Takaful Ta’awuni, says Dawood Taylor of Bank Al-Jazira, is a full suite of products for individuals, families and businesses — including savings and protection plans for education; marriage expenses, a ladies’ savings plan, and capital savings plans. It also plans to launch a corporate product called group market retirement plan.

AEIC similarly announced that it was also launching a Family Takaful Program comprising a range of products including life insurance and a Children’s Takaful Plan. AEIC, through its Saudi general agent, Hussein Aoueini & Company, has also launched a Group Term takaful, a Group takaful for consumer loans and financings such as Murabaha, and aimed at private companies (on behalf of their employees) and any Islamic financial institution (on behalf of their borrowers).

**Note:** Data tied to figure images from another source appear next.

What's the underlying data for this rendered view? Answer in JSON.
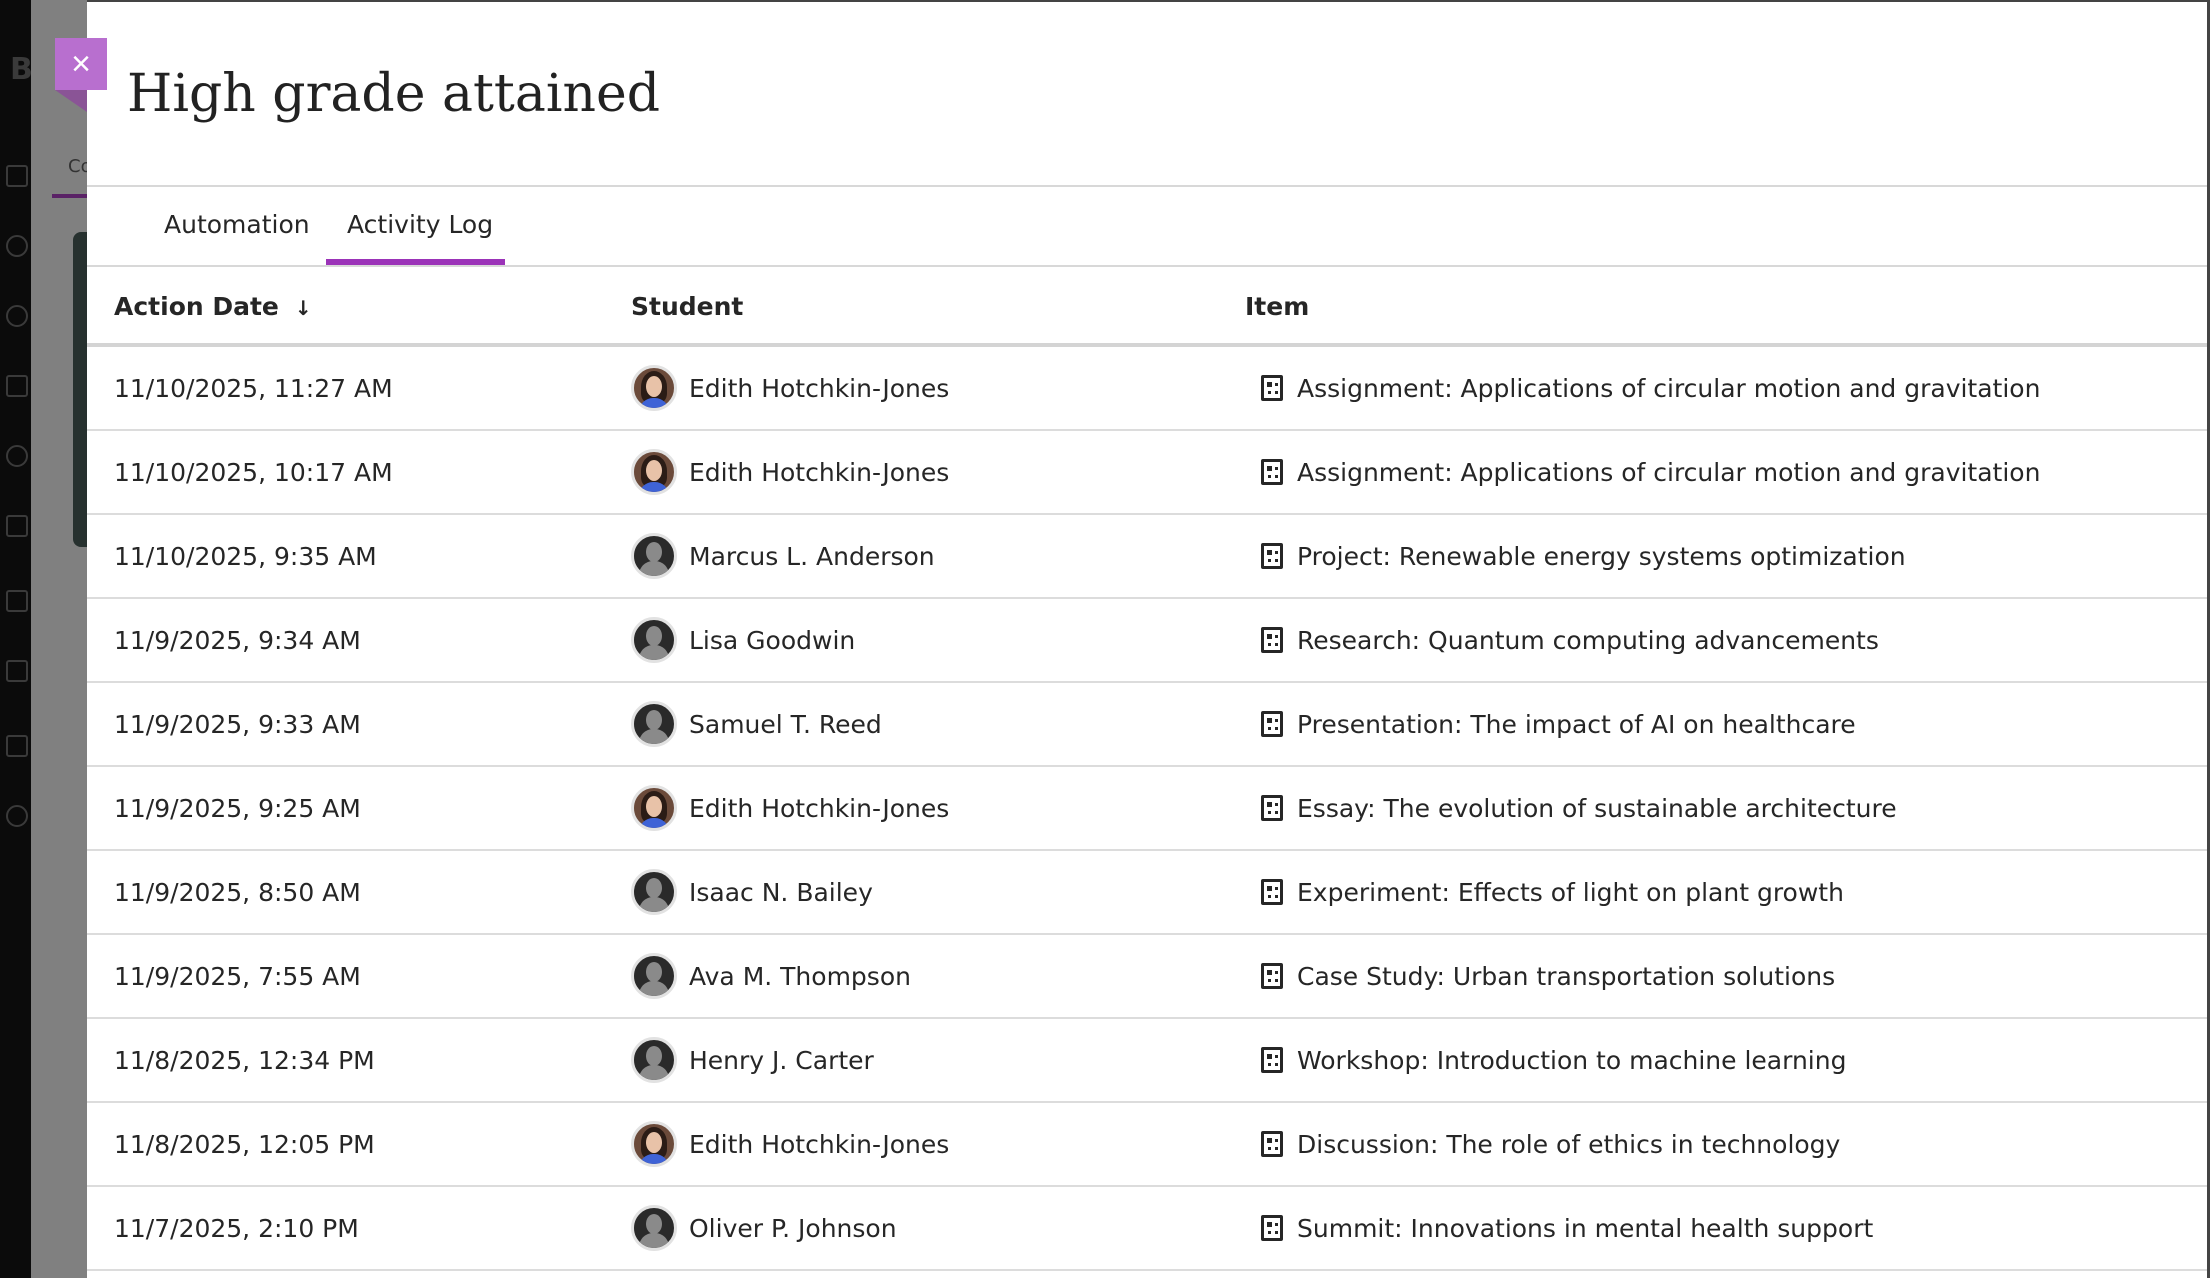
{
  "dialog": {
    "title": "High grade attained",
    "close_label": "×",
    "tabs": [
      {
        "label": "Automation",
        "active": false
      },
      {
        "label": "Activity Log",
        "active": true
      }
    ],
    "accent_color": "#9b33b8"
  },
  "background": {
    "logo_letter": "B",
    "tab_partial": "Co"
  },
  "table": {
    "headers": {
      "date": "Action Date",
      "student": "Student",
      "item": "Item",
      "sort_icon": "↓"
    },
    "rows": [
      {
        "date": "11/10/2025, 11:27 AM",
        "student": "Edith Hotchkin-Jones",
        "photo": true,
        "item": "Assignment: Applications of circular motion and gravitation"
      },
      {
        "date": "11/10/2025, 10:17 AM",
        "student": "Edith Hotchkin-Jones",
        "photo": true,
        "item": "Assignment: Applications of circular motion and gravitation"
      },
      {
        "date": "11/10/2025, 9:35 AM",
        "student": "Marcus L. Anderson",
        "photo": false,
        "item": "Project: Renewable energy systems optimization"
      },
      {
        "date": "11/9/2025, 9:34 AM",
        "student": "Lisa Goodwin",
        "photo": false,
        "item": "Research: Quantum computing advancements"
      },
      {
        "date": "11/9/2025, 9:33 AM",
        "student": "Samuel T. Reed",
        "photo": false,
        "item": "Presentation: The impact of AI on healthcare"
      },
      {
        "date": "11/9/2025, 9:25 AM",
        "student": "Edith Hotchkin-Jones",
        "photo": true,
        "item": "Essay: The evolution of sustainable architecture"
      },
      {
        "date": "11/9/2025, 8:50 AM",
        "student": "Isaac N. Bailey",
        "photo": false,
        "item": "Experiment: Effects of light on plant growth"
      },
      {
        "date": "11/9/2025, 7:55 AM",
        "student": "Ava M. Thompson",
        "photo": false,
        "item": "Case Study: Urban transportation solutions"
      },
      {
        "date": "11/8/2025, 12:34 PM",
        "student": "Henry J. Carter",
        "photo": false,
        "item": "Workshop: Introduction to machine learning"
      },
      {
        "date": "11/8/2025, 12:05 PM",
        "student": "Edith Hotchkin-Jones",
        "photo": true,
        "item": "Discussion: The role of ethics in technology"
      },
      {
        "date": "11/7/2025, 2:10 PM",
        "student": "Oliver P. Johnson",
        "photo": false,
        "item": "Summit: Innovations in mental health support"
      }
    ]
  }
}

As far as health insurance is concerned, only Malaysia has developed health Takaful products, including one launched a few weeks ago by Syarikat Takaful Malaysia (STM), the largest Islamic insurance provider in the country, called Takaful Wiladeh Plan which covers childbirth costs and provides benefits in the event of pregnancy complications, congenital birth defects, and a cash benefit in the event of the death of the mother or infant during or immediately after childbirth.

The Saudi Cooperative Health Insurance Scheme will apply to companies with more than 500 expatriate workers within one year, those with over 100 workers within two years, and the rest within three years. Medical insurance is a precondition to obtaining a legal residence permit, and the number of specialized insurance companies will be pre-qualified by the Ministry of Health to provide the medical coverage. Although it is mandatory for expatriates at present, Saudi officials privately stress that medical insurance would eventually be compulsory for all Saudi citizens.

It would be interesting to see how the major Western health insurance providers such as BUPA take up the challenge of implementing a Shariah-compliant health insurance product.

As such, regulation of the insurance market will be a major challenge for SAMA, not only in terms of the acceptability and cost of the products and their premiums, but also whether they are being sold ethically and adequately articulated to a nascent insurance market.